Libération

La mémoire du narcisse ou la négritude marocaine : Un pas vers l'interculturel

13/02/2018 Par Abdelouahed Hajji

«La mémoire du narcisse» est le premier roman, en langue arabe, du jeune romancier Rachid Elhachimi, qui vient de paraître aux éditions «Dar Rawafid, en Egypte.
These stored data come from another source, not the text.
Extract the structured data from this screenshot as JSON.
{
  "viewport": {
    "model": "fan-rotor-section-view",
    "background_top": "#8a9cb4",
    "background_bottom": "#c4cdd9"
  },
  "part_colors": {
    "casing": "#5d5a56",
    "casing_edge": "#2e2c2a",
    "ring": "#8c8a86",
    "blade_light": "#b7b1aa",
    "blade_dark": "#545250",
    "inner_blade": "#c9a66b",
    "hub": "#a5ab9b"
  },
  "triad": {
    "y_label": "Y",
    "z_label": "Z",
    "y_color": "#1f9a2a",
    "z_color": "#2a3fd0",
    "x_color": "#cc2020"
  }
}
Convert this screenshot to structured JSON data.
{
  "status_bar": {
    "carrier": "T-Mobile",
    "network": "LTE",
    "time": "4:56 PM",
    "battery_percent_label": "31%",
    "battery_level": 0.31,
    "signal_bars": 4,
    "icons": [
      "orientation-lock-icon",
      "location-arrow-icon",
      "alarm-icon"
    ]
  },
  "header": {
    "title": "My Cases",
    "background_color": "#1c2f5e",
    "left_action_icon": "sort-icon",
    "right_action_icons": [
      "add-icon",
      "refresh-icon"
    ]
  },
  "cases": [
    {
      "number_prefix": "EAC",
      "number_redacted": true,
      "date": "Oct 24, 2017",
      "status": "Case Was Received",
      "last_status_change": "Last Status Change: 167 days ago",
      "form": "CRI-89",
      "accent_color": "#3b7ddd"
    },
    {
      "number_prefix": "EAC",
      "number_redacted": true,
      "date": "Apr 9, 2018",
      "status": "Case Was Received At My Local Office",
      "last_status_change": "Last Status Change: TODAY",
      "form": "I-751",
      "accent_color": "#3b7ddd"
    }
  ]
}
Cette œuvre de 245 pages se décline sous forme d’une fiction engagée qui se propose dans son essence de dévoiler la question de l’identité nègre au Maroc. A travers deux histoires qui se tissent de manière parallèle, l’auteur nous transporte dans différents endroits, de Marseille à Casablanca, de Sijlmassa à Essaouira. Le mouvement régit de manière subtile la trame narrative de l’œuvre.  Ainsi, le premier récit, c’est-à-dire celui d’Alhora, professeure d’histoire, démarre par la découverte d’un manuscrit historique dans «Almatmora» (grenier souterrain). Ce qui l’a poussée à voyager à Sijlmassa pour réexaminer la véracité de ce document. Cette recherche se soldera par un échec, vu la rareté de ce type de documents.
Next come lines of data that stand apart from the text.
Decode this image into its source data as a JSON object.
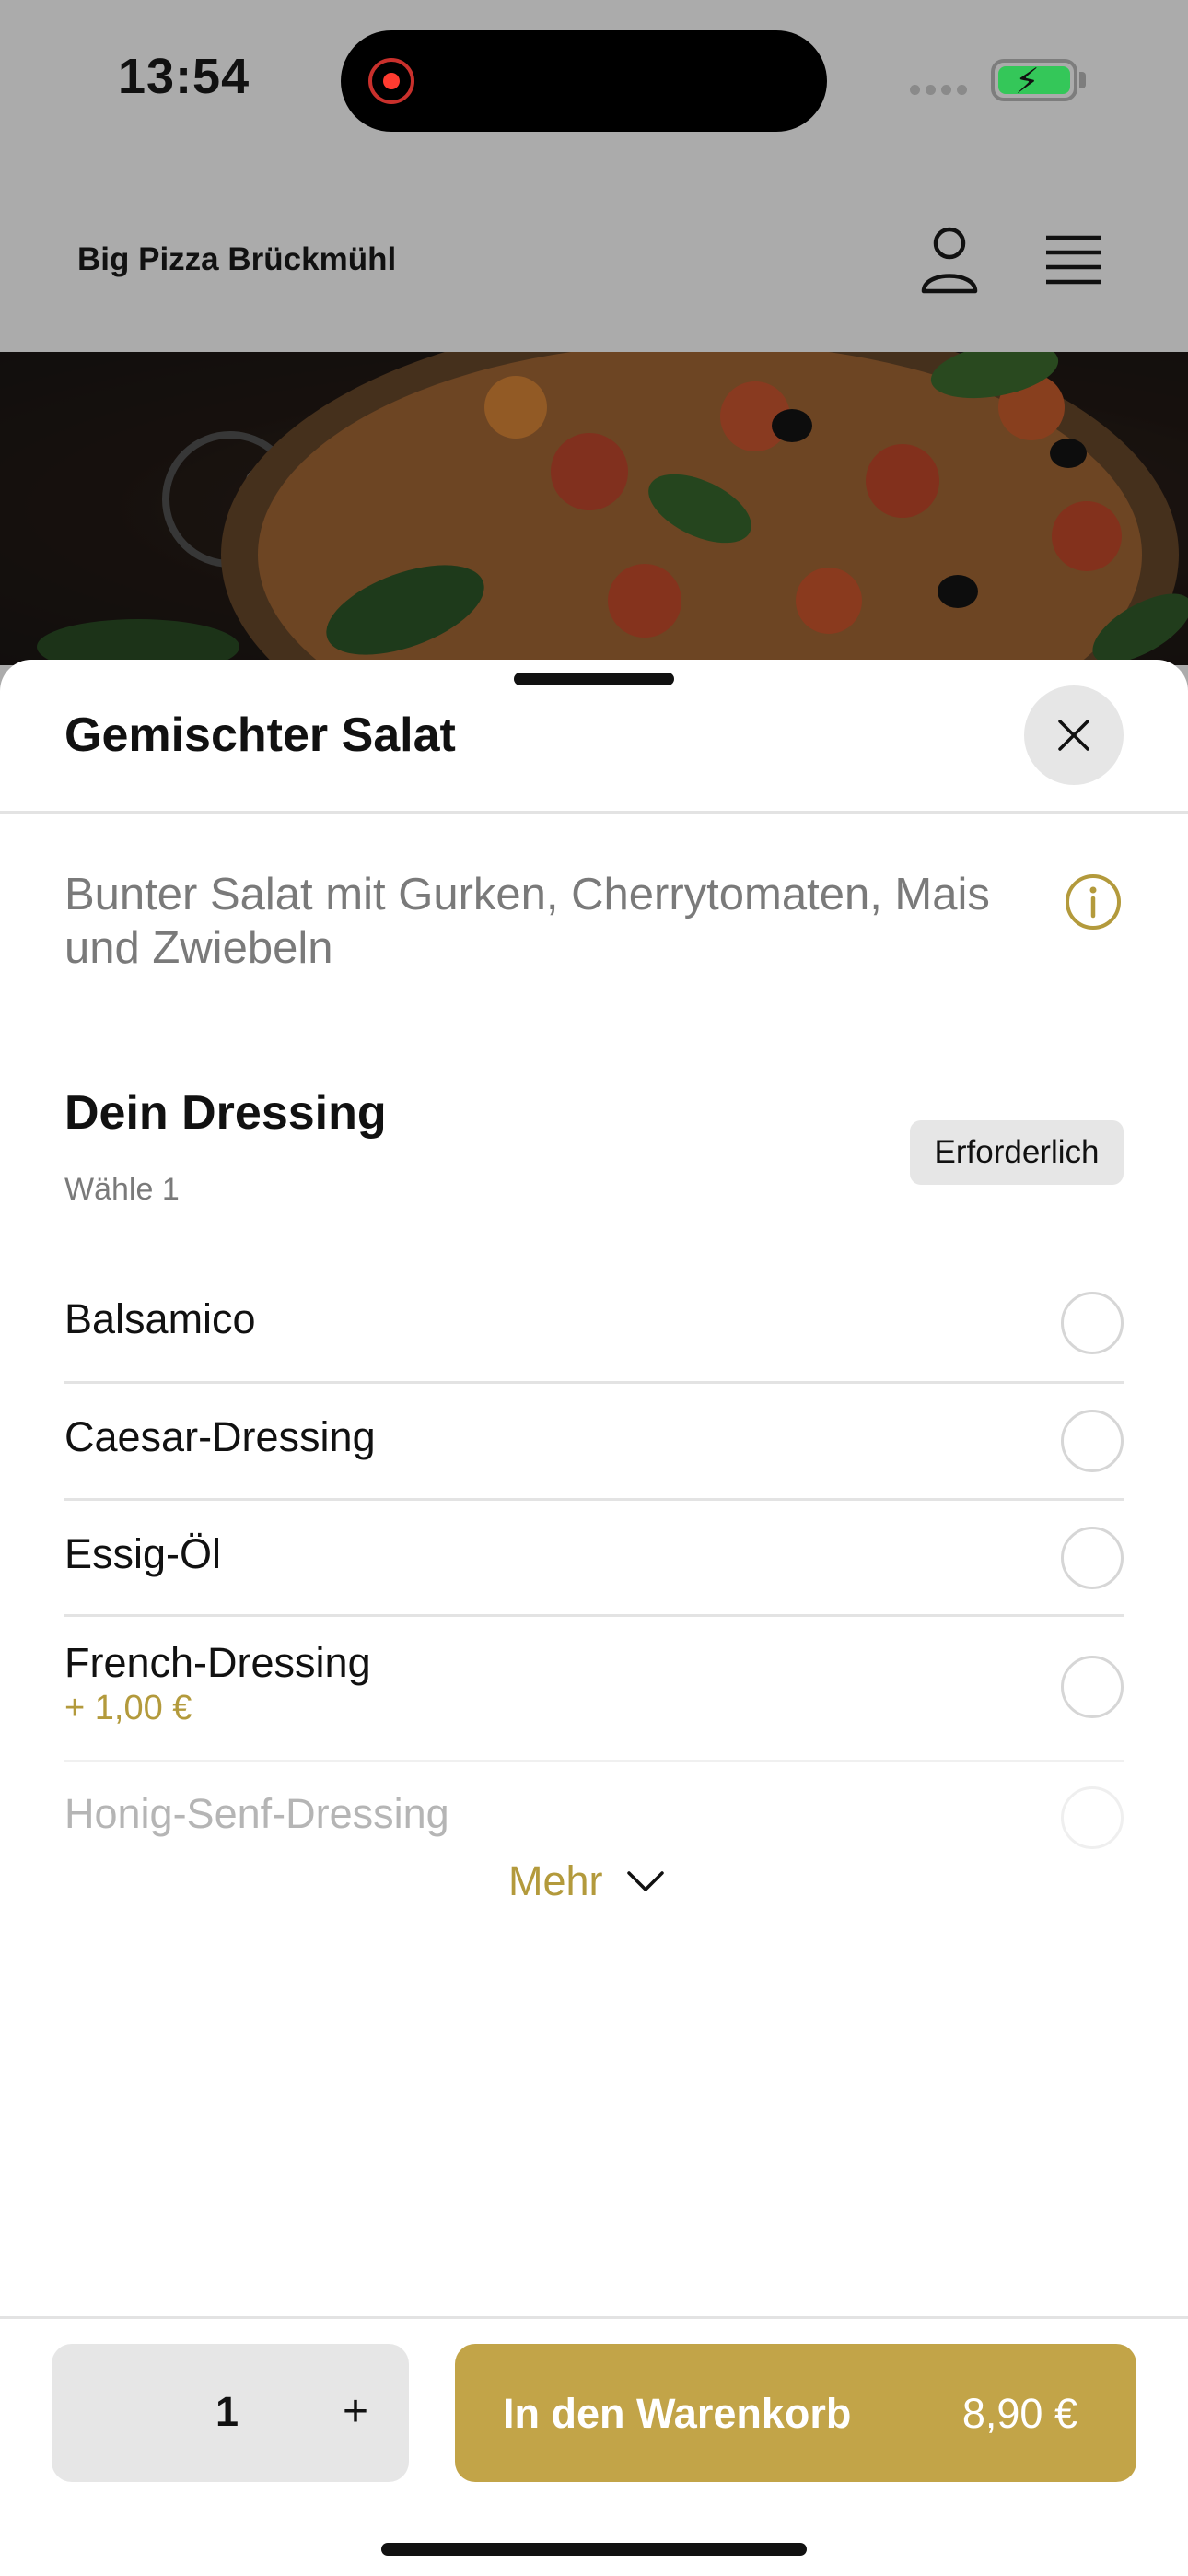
{
  "status_bar": {
    "time": "13:54"
  },
  "header": {
    "brand": "Big Pizza Brückmühl"
  },
  "sheet": {
    "title": "Gemischter Salat",
    "description": "Bunter Salat mit Gurken, Cherrytomaten, Mais und Zwiebeln",
    "section": {
      "title": "Dein Dressing",
      "subtitle": "Wähle 1",
      "badge": "Erforderlich",
      "options": [
        {
          "label": "Balsamico",
          "price": ""
        },
        {
          "label": "Caesar-Dressing",
          "price": ""
        },
        {
          "label": "Essig-Öl",
          "price": ""
        },
        {
          "label": "French-Dressing",
          "price": "+ 1,00 €"
        },
        {
          "label": "Honig-Senf-Dressing",
          "price": ""
        }
      ]
    },
    "more_label": "Mehr"
  },
  "footer": {
    "quantity": "1",
    "plus": "+",
    "cart_label": "In den Warenkorb",
    "cart_price": "8,90 €"
  },
  "colors": {
    "accent": "#c2a448",
    "accent_text": "#b39a3c",
    "scrim": "#ababab"
  },
  "icons": [
    "user-icon",
    "menu-icon",
    "close-icon",
    "info-icon",
    "chevron-down-icon"
  ]
}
Le second récit tourne autour de l’histoire d’El Abdi. Un jeune nègre qui, à la différence du premier personnage, cache ses origines dont il n’est pas fier. C’est avec sa belle-mère Marie qu’il a pu oublier son passé. A la différence de Marcel Proust, El Abdi cherche à nier son passé. Toutefois, la mort de sa belle-mère va le confronter au monde réel qui peut révéler sa véritable identité. Cet événement soudain provoque chez lui un imbroglio. En vérité, il s’agit d’un moment de retour à ses origines. C’est bien le stéréotype autour de l’identité noire qui a poussé ce personnage à chercher à plonger dans l’oubli. Ce récit se termine par le retour à ses sources.
Ecrit dans un style fluide, ce roman tente de mettre la lumière sur des sujets passés sous silence dans notre société. Il s’agit d’un débat autour de la question de l’identité et de la logique interculturelle. Cela prouve encore une fois que le Maroc, est pluriel. La littérature, à l’image de ce roman et de ceux de Moha Souag, vient étayer l’idée selon laquelle la région du Sud-est marocain constitue un véritable réservoir de la pensée. Soulignons qu’il n’y a là aucune tendance à folkloriser, ni à la stéréotyper. Mais une réhabilitation de tout un patrimoine culturel.
Natif de la région de Tafilalet, le jeune romancier tisse, en fait, une tapisserie multicolore, ce qui renseigne sur son désir et sa volonté d’affirmer un monde pluriel et divers. Il n’a pas non plus choisi un seul espace à ses «ego expérimentaux», au dire de Milan Kundera. C’est dire comment ses personnages expérimentent autrement le monde tout en lui donnant une autre «signifiance» loin des tendances stéréotypiques qui font de la région du Sud-est un espace du désert et du soleil. En réalité, le romancier ne cache pas l’influence d’une formation à la faculté polydisciplinaire d’Errachidia : «Littérature et interculturalité en Méditerranée». Cette formation, selon le romancier, a permis de changer un ensemble d’idées préétablies. D’où l’idée de créer un monde romanesque où la logique interculturelle, c’est-à-dire la logique de la reconnaissance mutuelle, constitue un mode d’être. Comme l’incarnent d’ailleurs ses personnages.